Antani and his team sought support from local, national, and international sources, from TB control programs and hospitals. Samples were acquired from near NIH in Montgomery County, Maryland, across the country from Indiana University in Bloomington, and from India and Japan. Even more came in from China when a team member was there on unrelated business. “It happened purely by chance,” explained Antani. These image sets helped the X-ray machine become more accurate.

The end result was a twofer.

“The resulting images could serve as both screening and diagnostic tools,” said Antani. The tests must be highly sensitive without much loss in specificity. “We worked to be sure the classifier favored sensitivity over specificity, while keeping the overall accuracy as high as possible. We’d rather have a false positive than miss anyone.” For screening tasks even radiologists are known to “over read,” that is favor sensitivity over specificity. Antani’s team strives to develop a tool that models this behavior.

Keep on trucking

The X-ray generators travel by truck.

The X-ray generator is well suited for travel. It’s rugged, inexpensive and lightweight—only 65 kilograms. A cassette reader converts the X-ray image into a digital image. All this happens on board.

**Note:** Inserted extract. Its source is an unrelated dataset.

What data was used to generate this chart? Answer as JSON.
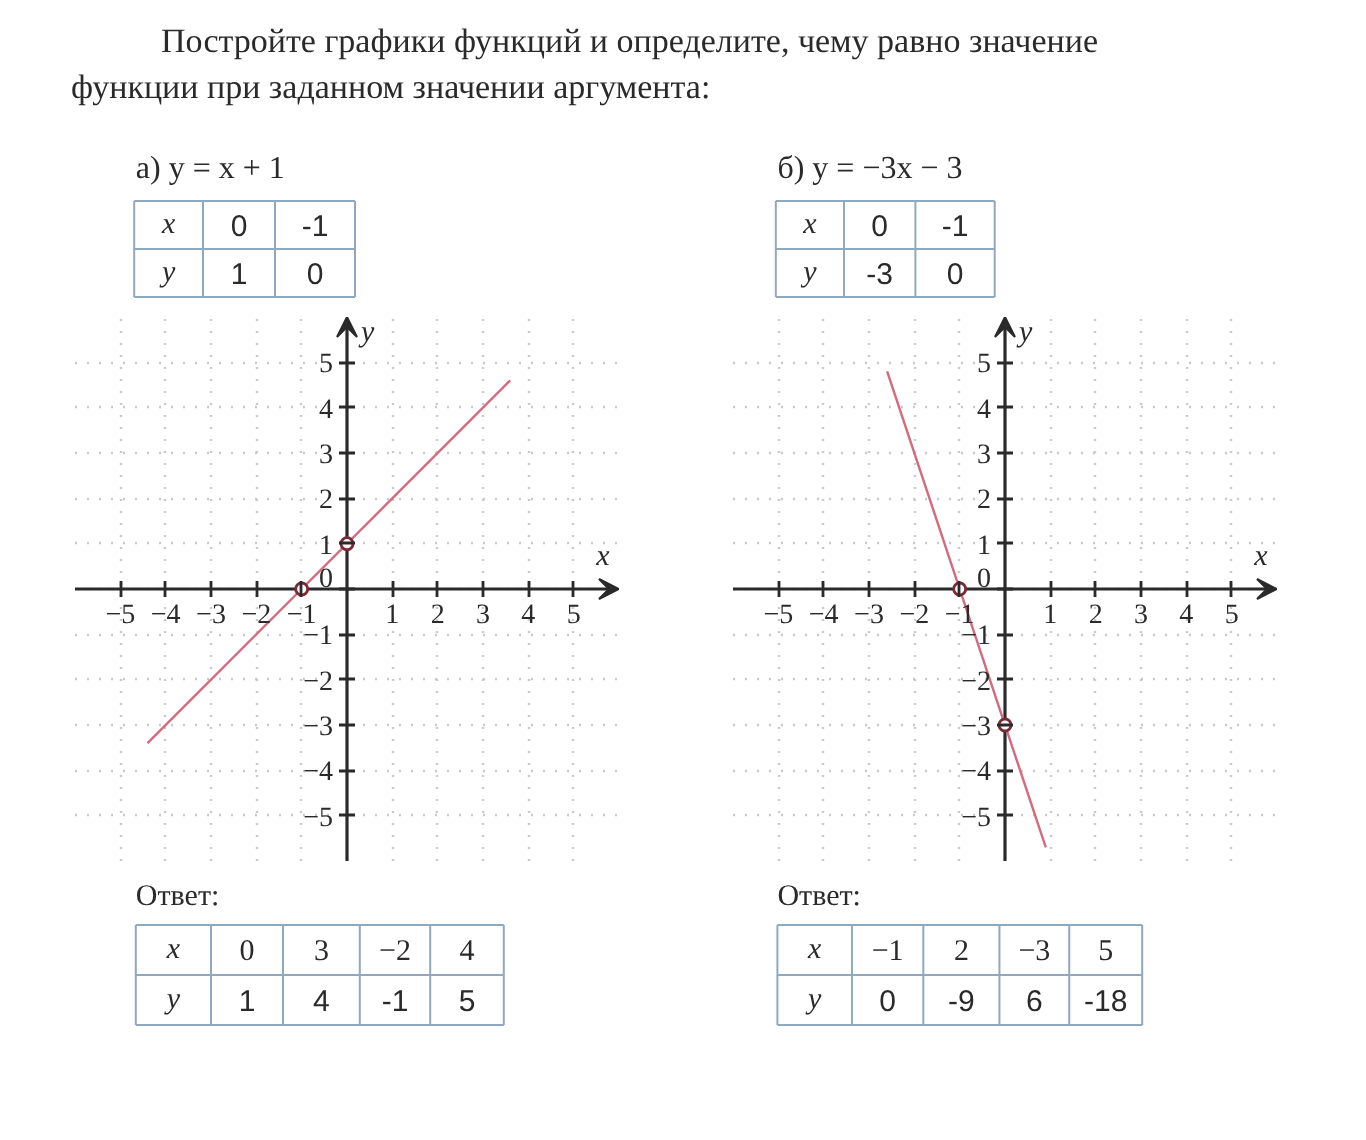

A woman holds a baby while two other people converse in the back of the medical truck.

Patients in the mobile health care truck in Kenya.

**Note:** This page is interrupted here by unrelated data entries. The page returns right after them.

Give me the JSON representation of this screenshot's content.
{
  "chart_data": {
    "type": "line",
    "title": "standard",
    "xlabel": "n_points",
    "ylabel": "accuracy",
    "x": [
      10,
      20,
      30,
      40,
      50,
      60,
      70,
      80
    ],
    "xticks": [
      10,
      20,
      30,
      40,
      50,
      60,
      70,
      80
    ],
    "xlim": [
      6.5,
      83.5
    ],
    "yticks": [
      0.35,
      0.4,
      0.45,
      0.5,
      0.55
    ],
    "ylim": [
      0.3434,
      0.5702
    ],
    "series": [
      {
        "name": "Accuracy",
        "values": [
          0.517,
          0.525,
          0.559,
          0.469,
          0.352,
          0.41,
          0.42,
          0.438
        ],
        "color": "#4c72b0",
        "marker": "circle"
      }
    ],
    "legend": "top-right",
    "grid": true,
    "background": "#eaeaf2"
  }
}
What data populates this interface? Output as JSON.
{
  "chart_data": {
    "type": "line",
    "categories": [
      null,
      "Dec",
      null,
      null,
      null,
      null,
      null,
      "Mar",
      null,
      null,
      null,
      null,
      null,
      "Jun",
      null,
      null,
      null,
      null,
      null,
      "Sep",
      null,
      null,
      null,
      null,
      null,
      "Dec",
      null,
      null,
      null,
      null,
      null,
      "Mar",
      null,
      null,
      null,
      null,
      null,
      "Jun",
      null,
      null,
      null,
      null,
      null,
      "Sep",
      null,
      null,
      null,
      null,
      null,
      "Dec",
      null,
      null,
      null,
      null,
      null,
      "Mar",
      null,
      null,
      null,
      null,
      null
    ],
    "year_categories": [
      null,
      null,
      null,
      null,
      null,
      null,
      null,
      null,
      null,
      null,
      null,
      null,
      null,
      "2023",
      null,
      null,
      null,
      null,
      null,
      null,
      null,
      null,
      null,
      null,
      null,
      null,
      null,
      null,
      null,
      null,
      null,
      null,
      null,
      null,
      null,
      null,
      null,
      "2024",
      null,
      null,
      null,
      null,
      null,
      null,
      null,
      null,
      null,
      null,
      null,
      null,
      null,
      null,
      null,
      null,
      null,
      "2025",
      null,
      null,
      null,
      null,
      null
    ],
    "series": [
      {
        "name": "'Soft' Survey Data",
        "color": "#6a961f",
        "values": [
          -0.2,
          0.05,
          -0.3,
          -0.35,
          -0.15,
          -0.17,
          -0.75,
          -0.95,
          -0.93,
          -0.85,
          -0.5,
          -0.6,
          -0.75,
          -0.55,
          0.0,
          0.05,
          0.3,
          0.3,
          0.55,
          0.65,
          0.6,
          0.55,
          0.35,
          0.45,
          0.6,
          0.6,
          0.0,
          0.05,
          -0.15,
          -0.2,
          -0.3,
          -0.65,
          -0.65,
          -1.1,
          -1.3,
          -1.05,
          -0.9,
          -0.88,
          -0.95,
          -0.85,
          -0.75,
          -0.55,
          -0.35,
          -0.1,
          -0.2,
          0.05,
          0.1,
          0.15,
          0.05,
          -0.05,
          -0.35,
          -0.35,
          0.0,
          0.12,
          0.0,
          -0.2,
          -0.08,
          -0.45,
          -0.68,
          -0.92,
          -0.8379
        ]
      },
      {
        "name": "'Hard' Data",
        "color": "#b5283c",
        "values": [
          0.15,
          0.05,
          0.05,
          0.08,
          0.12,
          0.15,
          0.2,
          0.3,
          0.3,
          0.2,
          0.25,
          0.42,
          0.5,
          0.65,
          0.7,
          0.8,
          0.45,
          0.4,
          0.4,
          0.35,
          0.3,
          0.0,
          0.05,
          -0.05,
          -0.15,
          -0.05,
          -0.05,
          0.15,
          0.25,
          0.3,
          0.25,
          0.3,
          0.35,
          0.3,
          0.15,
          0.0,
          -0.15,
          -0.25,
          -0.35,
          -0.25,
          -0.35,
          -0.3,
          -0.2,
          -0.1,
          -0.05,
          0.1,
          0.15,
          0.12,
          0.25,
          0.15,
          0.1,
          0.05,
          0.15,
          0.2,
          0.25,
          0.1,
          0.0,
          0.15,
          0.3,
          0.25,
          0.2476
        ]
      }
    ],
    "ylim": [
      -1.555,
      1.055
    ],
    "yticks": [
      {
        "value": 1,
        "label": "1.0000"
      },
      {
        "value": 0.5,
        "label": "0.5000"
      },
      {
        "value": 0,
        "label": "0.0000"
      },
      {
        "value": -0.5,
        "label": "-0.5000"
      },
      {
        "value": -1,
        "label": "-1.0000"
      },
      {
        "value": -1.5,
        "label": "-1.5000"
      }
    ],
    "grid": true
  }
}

To bring the test to the people, Antani and his team worked on the best way to transport the test. “We needed a vehicle that would be the lowest cost possible to build, run and maintain and as good as any in the United States,” said Antani. AMPATH acquired the truck that was rigged and designed by their engineers and was certified for radiological safety.

The first mobile health care truck with the X-ray generator began making the rounds in late 2014, but was formally deployed in early 2015.

“We weren’t the only ones who thought this was great,” said Antani. “The first lady of Kenya, Margaret Kenyatta, visited the truck after it was inaugurated and pronounced it ‘the coolest thing’ she has ever seen.” Another truck is expected to hit the road this year.

Antani visits Kenya once a year. “In the capital of Nairobi, they are tech savvy. Almost everyone has a cellphone which they use to make mobile payments for bills, like their electricity,” he said. Outside of the cities, roads are poorly maintained and there is limited access to technology and electricity.

“In Kenya, I get user perspectives and then figure out how to make things work better,” he said. In an environment where the trucks may lose power 10 times per day, maintenance can be challenge and Antani is always looking out for ways to improve efficiency.

TB rate drops

On World TB Day, held on March 24, 2016, Kenyan health cabinet secretary Dr. Cleopa Mailu praised his country’s efforts, and World Health Organization representative Dr. Custodia Mandlhate said, “Through various interventions, the TB/HIV coinfection rate in Kenya has reduced from 70 percent in 2010 to about 30 percent in 2015.”

But Mailu warned against complacency. Also on World TB Day, he said, “However rosy these interventions are, the fight against TB is not over yet.”

Until that happens, the truck will remain on the road.